Google+ finally available for Apps - but with a warning for business
Social network now available for commercial Google Apps users.
Social network now available for commercial Google Apps users.
UPDATE Oct 28: The Google+ social network has finally been made available for Google Apps users (via an announcement on the company's official blog).
Google says Apps commercial users (most of whom pay $US50 per user per year), will be able to tweak Google+ settings so "you’ll also have the option to share with everyone in your organization, even if you haven’t added all of those people to a circle."
Your correspondent - Super Administrator of his one-man domain - immediately took advantage of the new option to turn on Google+.
He was met by a welter of warnings.
(Click to enlarge)
A Google disclaimer notes that people can use Google+ to share or export data outside your organisation (the same could, of course, be said of most social networking tools).

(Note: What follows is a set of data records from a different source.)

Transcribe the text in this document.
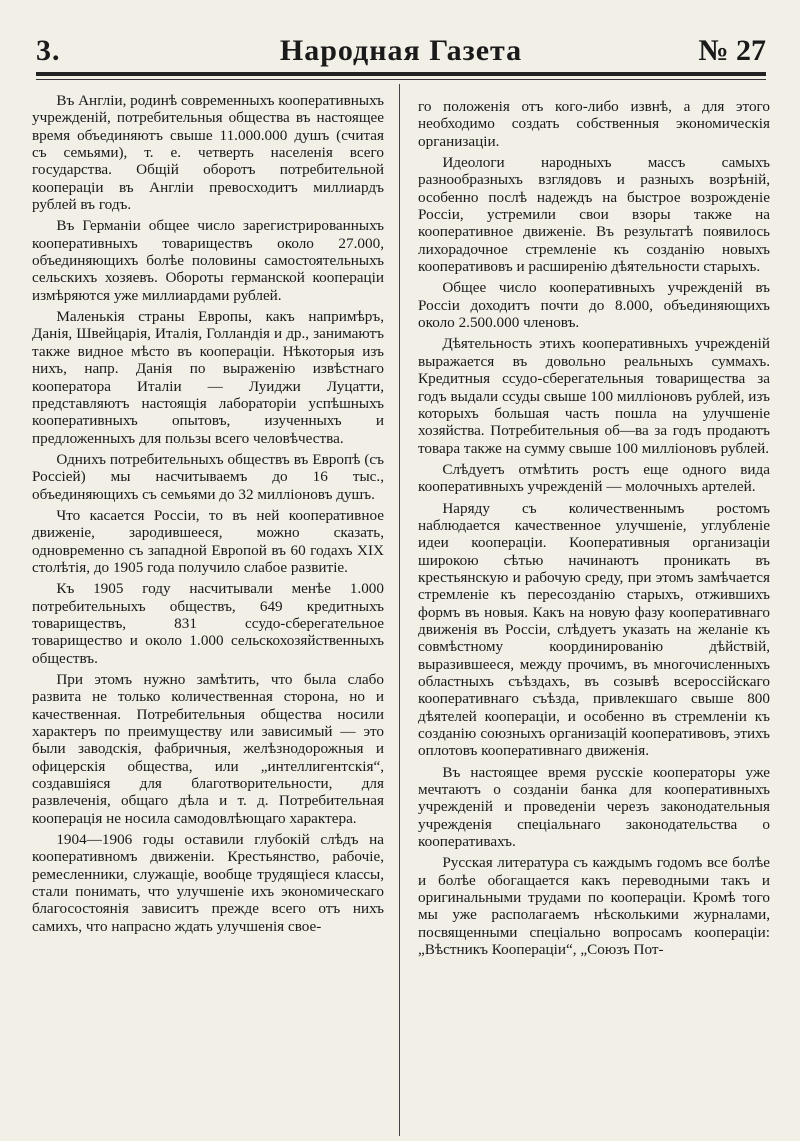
3.	Народная Газета	№ 27

Въ Англіи, родинѣ современныхъ кооперативныхъ учрежденій, потребительныя общества въ настоящее время объединяютъ свыше 11.000.000 душъ (считая съ семьями), т. е. четверть населенія всего государства. Общій оборотъ потребительной коопераціи въ Англіи превосходитъ миллиардъ рублей въ годъ.

Въ Германіи общее число зарегистрированныхъ кооперативныхъ товариществъ около 27.000, объединяющихъ болѣе половины самостоятельныхъ сельскихъ хозяевъ. Обороты германской коопераціи измѣряются уже миллиардами рублей.

Маленькія страны Европы, какъ напримѣръ, Данія, Швейцарія, Италія, Голландія и др., занимаютъ также видное мѣсто въ коопераціи. Нѣкоторыя изъ нихъ, напр. Данія по выраженію извѣстнаго кооператора Италіи — Луиджи Луцатти, представляютъ настоящія лабораторіи успѣшныхъ кооперативныхъ опытовъ, изученныхъ и предложенныхъ для пользы всего человѣчества.

Однихъ потребительныхъ обществъ въ Европѣ (съ Россіей) мы насчитываемъ до 16 тыс., объединяющихъ съ семьями до 32 милліоновъ душъ.

Что касается Россіи, то въ ней кооперативное движеніе, зародившееся, можно сказать, одновременно съ западной Европой въ 60 годахъ XIX столѣтія, до 1905 года получило слабое развитіе.

Къ 1905 году насчитывали менѣе 1.000 потребительныхъ обществъ, 649 кредитныхъ товариществъ, 831 ссудо-сберегательное товарищество и около 1.000 сельскохозяйственныхъ обществъ.

При этомъ нужно замѣтить, что была слабо развита не только количественная сторона, но и качественная. Потребительныя общества носили характеръ по преимуществу или зависимый — это были заводскія, фабричныя, желѣзнодорожныя и офицерскія общества, или „интеллигентскія“, создавшіяся для благотворительности, для развлеченія, общаго дѣла и т. д. Потребительная кооперація не носила самодовлѣющаго характера.

1904—1906 годы оставили глубокій слѣдъ на кооперативномъ движеніи. Крестьянство, рабочіе, ремесленники, служащіе, вообще трудящіеся классы, стали понимать, что улучшеніе ихъ экономическаго благосостоянія зависитъ прежде всего отъ нихъ самихъ, что напрасно ждать улучшенія свое-

го положенія отъ кого-либо извнѣ, а для этого необходимо создать собственныя экономическія организаціи.

Идеологи народныхъ массъ самыхъ разнообразныхъ взглядовъ и разныхъ возрѣній, особенно послѣ надеждъ на быстрое возрожденіе Россіи, устремили свои взоры также на кооперативное движеніе. Въ результатѣ появилось лихорадочное стремленіе къ созданію новыхъ кооперативовъ и расширенію дѣятельности старыхъ.

Общее число кооперативныхъ учрежденій въ Россіи доходитъ почти до 8.000, объединяющихъ около 2.500.000 членовъ.

Дѣятельность этихъ кооперативныхъ учрежденій выражается въ довольно реальныхъ суммахъ. Кредитныя ссудо-сберегательныя товарищества за годъ выдали ссуды свыше 100 милліоновъ рублей, изъ которыхъ большая часть пошла на улучшеніе хозяйства. Потребительныя об—ва за годъ продаютъ товара также на сумму свыше 100 милліоновъ рублей.

Слѣдуетъ отмѣтить ростъ еще одного вида кооперативныхъ учрежденій — молочныхъ артелей.

Наряду съ количественнымъ ростомъ наблюдается качественное улучшеніе, углубленіе идеи коопераціи. Кооперативныя организаціи широкою сѣтью начинаютъ проникать въ крестьянскую и рабочую среду, при этомъ замѣчается стремленіе къ пересозданію старыхъ, отжившихъ формъ въ новыя. Какъ на новую фазу кооперативнаго движенія въ Россіи, слѣдуетъ указать на желаніе къ совмѣстному координированію дѣйствій, выразившееся, между прочимъ, въ многочисленныхъ областныхъ съѣздахъ, въ созывѣ всероссійскаго кооперативнаго съѣзда, привлекшаго свыше 800 дѣятелей коопераціи, и особенно въ стремленіи къ созданію союзныхъ организацій кооперативовъ, этихъ оплотовъ кооперативнаго движенія.

Въ настоящее время русскіе кооператоры уже мечтаютъ о созданіи банка для кооперативныхъ учрежденій и проведеніи черезъ законодательныя учрежденія спеціальнаго законодательства о кооперативахъ.

Русская литература съ каждымъ годомъ все болѣе и болѣе обогащается какъ переводными такъ и оригинальными трудами по коопераціи. Кромѣ того мы уже располагаемъ нѣсколькими журналами, посвященными спеціально вопросамъ коопераціи: „Вѣстникъ Коопераціи“, „Союзъ Пот-
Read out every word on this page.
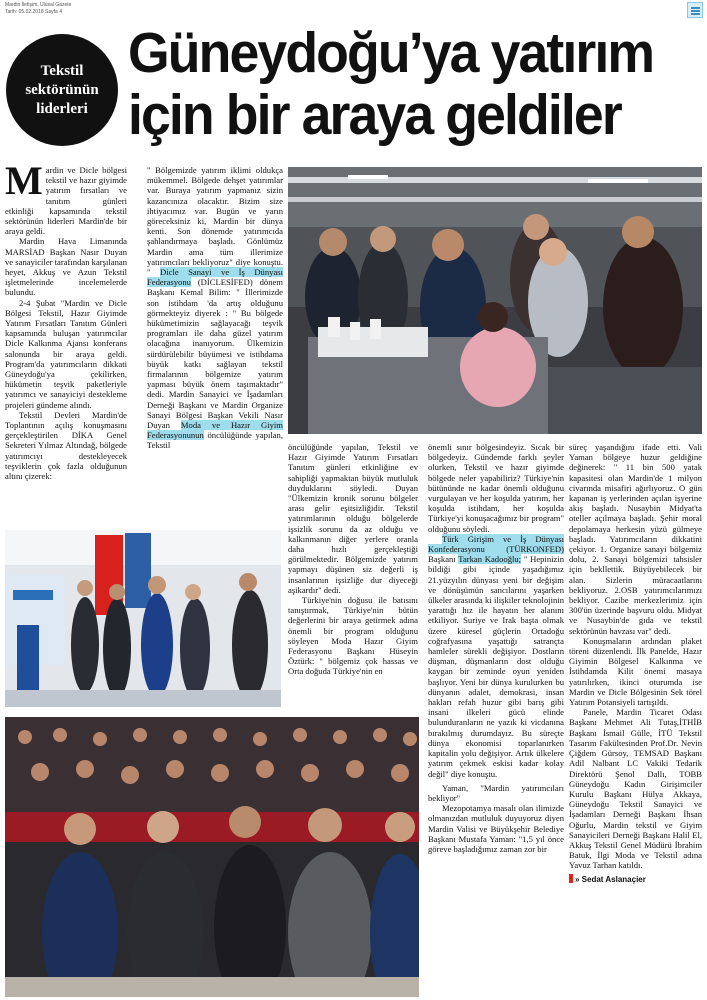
Mardin İletişim, Ulusal Gazete
Tarih: 05.02.2018 Sayfa 4
Tekstil
sektörünün
liderleri
Güneydoğu’ya yatırım
için bir araya geldiler

Mardin ve Dicle bölgesi tekstil ve hazır giyimde yatırım fırsatları ve tanıtım günleri etkinliği kapsamında tekstil sektörünün liderleri Mardin'de bir araya geldi.

Mardin Hava Limanında MARSİAD Başkan Nasır Duyan ve sanayiciler tarafından karşılanan heyet, Akkuş ve Azun Tekstil işletmelerinde incelemelerde bulundu.

2-4 Şubat "Mardin ve Dicle Bölgesi Tekstil, Hazır Giyimde Yatırım Fırsatları Tanıtım Günleri kapsamında buluşan yatırımcılar Dicle Kalkınma Ajansı konferans salonunda bir araya geldi. Program'da yatırımcıların dikkati Güneydoğu'ya çekilirken, hükümetin teşvik paketleriyle yatırımcı ve sanayiciyi destekleme projeleri gündeme alındı.

Tekstil Devleri Mardin'de Toplantının açılış konuşmasını gerçekleştirilen DİKA Genel Sekreteri Yılmaz Altındağ, bölgede yatırımcıyı destekleyecek teşviklerin çok fazla olduğunun altını çizerek:

" Bölgemizde yatırım iklimi oldukça mükemmel. Bölgede dehşet yatırımlar var. Buraya yatırım yapmanız sizin kazancınıza olacaktır. Bizim size ihtiyacımız var. Bugün ve yarın göreceksiniz ki, Mardin bir dünya kenti. Son dönemde yatırımcıda şahlandırmaya başladı. Gönlümüz Mardin ama tüm illerimize yatırımcıları bekliyoruz" diye konuştu. " Dicle Sanayi ve İş Dünyası Federasyonu (DİCLESİFED) dönem Başkanı Kemal Bilim: " İllerimizde son istihdam 'da artış olduğunu görmekteyiz diyerek : " Bu bölgede hükümetimizin sağlayacağı teşvik programları ile daha güzel yatırım olacağına inanıyorum. Ülkemizin sürdürülebilir büyümesi ve istihdama büyük katkı sağlayan tekstil firmalarının bölgemize yatırım yapması büyük önem taşımaktadır" dedi. Mardin Sanayici ve İşadamları Derneği Başkanı ve Mardin Organize Sanayi Bölgesi Başkan Vekili Nasır Duyan Moda ve Hazır Giyim Federasyonunun öncülüğünde yapılan, Tekstil	öncülüğünde yapılan, Tekstil ve Hazır Giyimde Yatırım Fırsatları Tanıtım günleri etkinliğine ev sahipliği yapmaktan büyük mutluluk duyduklarını söyledi. Duyan "Ülkemizin kronik sorunu bölgeler arası gelir eşitsizliğidir. Tekstil yatırımlarının olduğu bölgelerde işsizlik sorunu da az olduğu ve kalkınmanın diğer yerlere oranla daha hızlı gerçekleştiği görülmektedir. Bölgemizde yatırım yapmayı düşünen siz değerli iş insanlarının işsizliğe dur diyeceği aşikardır" dedi.

Türkiye'nin doğusu ile batısını tanıştırmak, Türkiye'nin bütün değerlerini bir araya getirmek adına önemli bir program olduğunu söyleyen Moda Hazır Giyim Federasyonu Başkanı Hüseyin Öztürk: " bölgemiz çok hassas ve Orta doğuda Türkiye'nin en

önemli sınır bölgesindeyiz. Sıcak bir bölgedeyiz. Gündemde farklı şeyler olurken, Tekstil ve hazır giyimde bölgede neler yapabiliriz? Türkiye'nin bütününde ne kadar önemli olduğunu vurgulayan ve her koşulda yatırım, her koşulda istihdam, her koşulda Türkiye'yi konuşacağımız bir program" olduğunu söyledi.

Türk Girişim ve İş Dünyası Konfederasyonu (TÜRKONFED) Başkanı Tarkan Kadooğlu; " Hepinizin bildiği gibi içinde yaşadığımız 21.yüzyılın dünyası yeni bir değişim ve dönüşümün sancılarını yaşarken ülkeler arasında ki ilişkiler teknolojinin yarattığı hız ile hayatın her alanını etkiliyor. Suriye ve Irak başta olmak üzere küresel güçlerin Ortadoğu coğrafyasına yaşattığı satrançta hamleler sürekli değişiyor. Dostların düşman, düşmanların dost olduğu kaygan bir zeminde oyun yeniden başlıyor. Yeni bir dünya kurulurken bu dünyanın adalet, demokrasi, insan hakları refah huzur gibi barış gibi insani ilkeleri gücü elinde bulunduranların ne yazık ki vicdanına bırakılmış durumdayız. Bu süreçte dünya ekonomisi toparlanırken kapitalin yolu değişiyor. Artık ülkelere yatırım çekmek eskisi kadar kolay değil" diye konuştu.

Yaman, "Mardin yatırımcıları bekliyor"

Mezopotamya masalı olan ilimizde olmanızdan mutluluk duyuyoruz diyen Mardin Valisi ve Büyükşehir Belediye Başkanı Mustafa Yaman: "1,5 yıl önce göreve başladığımız zaman zor bir

süreç yaşandığını ifade etti. Vali Yaman bölgeye huzur geldiğine değinerek: " 11 bin 500 yatak kapasitesi olan Mardin'de 1 milyon civarında misafiri ağırlıyoruz. O gün kapanan iş yerlerinden açılan işyerine akış başladı. Nusaybin Midyat'ta oteller açılmaya başladı. Şehir moral depolamaya herkesin yüzü gülmeye başladı. Yatırımcıların dikkatini çekiyor. 1. Organize sanayi bölgemiz dolu, 2. Sanayi bölgemizi tahsisler için bekllettik. Büyüyebilecek bir alan. Sizlerin müracaatlarını bekliyoruz. 2.OSB yatırımcılarımızı bekliyor. Cazibe merkezlerimiz için 300'ün üzerinde başvuru oldu. Midyat ve Nusaybin'de gıda ve tekstil sektörünün havzası var" dedi.

Konuşmaların ardından plaket töreni düzenlendi. İlk Panelde, Hazır Giyimin Bölgesel Kalkınma ve İstihdamda Kilit önemi masaya yatırılırken, ikinci oturumda ise Mardin ve Dicle Bölgesinin Sek törel Yatırım Potansiyeli tartışıldı.

Panele, Mardin Ticaret Odası Başkanı Mehmet Ali Tutaş,İTHİB Başkanı İsmail Gülle, İTÜ Tekstil Tasarım Fakültesinden Prof.Dr. Nevin Çiğdem Gürsoy, TEMSAD Başkanı Adil Nalbant LC Vakiki Tedarik Direktörü Şenol Dallı, TOBB Güneydoğu Kadın Girişimciler Kurulu Başkanı Hülya Akkaya, Güneydoğu Tekstil Sanayici ve İşadamları Derneği Başkanı İhsan Oğurlu, Mardin tekstil ve Giyim Sanayicileri Derneği Başkanı Halil El, Akkuş Tekstil Genel Müdürü İbrahim Batuk, İlgi Moda ve Tekstil adına Yavuz Tarhan katıldı.

» Sedat Aslanaçier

But the company also notes that Google+'s "Circles" feature includes the ability to share information with a discrete subset of your connections - in its official example, a work project team or friends who share a hobby:
Another qualification: Google+ is not covered by the Apps Customer Agreement, which includes service level guarantees.
So what happened? Initially, nothing. I still blocked. Google says it will take up to 24 hours for Google+ access to be granted.
Sept 28: Google+, which was opened to the public last Wednesday after a (very broad) invite-only period since June 28, seems to be a runaway success.
By one count, it now has 43 million users, one third of them added in the past week. (Facebook claims 800 million, half of whom are actively daily.)
I’m not one of them.
I’d like to be.
But the thing is, Google+ doesn’t support custom domains, as used by many Google Apps Pro users. In my case, chriskeall.com and my associated email, chris@chriskeall.com.
That's bad news for Google Apps paying customers, which include NZ Post, Localist and the University of Auckland. "I want to use my corporate email address with Google+ but I can't," business-to-business social media expert Tom Skotidas told Keallhauled.
Support for custom domains is one of the key features of the commercial version of Google Apps (whose standard price is $US50 a year). For any organisation, or self-employed person (or self-promoting journalist), a customised domain is a flasher look than a standard gmail address.
Yet a Google Profile can’t be created around a customised email address
And without a Profile, you can’t register for Google+ (at least, not unless you want to abandon your usual corporate email address and start networking under a gmail moniker).
That's no good at a time when many business want to take advantages of social networking. And when Google+ offers potentially useful collaborative professional tools, such as using its "Hangout" feature for many people to work on a document at once.
"I feel your pain"
I the problem to Google’s Kiwi ex-pat engineering director Craig Nevill-Manning during an interview earlier this month, hoping there was some kind of easy workaround I’d missed.
Sadly, no.
“I feel your pain,” was all Dr Nevill-Manning could offer at that point.
I checked in with the doctor again earlier this week (the engineering director works on Google’s core search product, but is in a good position to keep tabs on other areas).
“I'm afraid I don't have a date for Google Apps users on Google+, but I'm told ‘soon’,” Dr Nevill-Manning emailed. We're actively working on it. I'm desperately waiting for it as well.”
Paying more, getting less
There's a lot to love about the recently spruced-up Google Apps, which includes online versions of Microsoft Office-style apps.
And the commercial of the service delivers extra benefits like a supersize mailbox, an uptime guarantee, and the aforementioned custom domains.
Yet Google Apps Pro is failing to integrate with some of the company's core products. YouTube is another example of failing to support custom domains - leading to the tiresome exercise of having to log-out of Google Apps Pro and log in via a separate Gmail account each time I want to access my settings, or post, on the file-sharing site (for a lot of posting I've defected to Vimeo).
It feels like I'm paying for more, but getting less.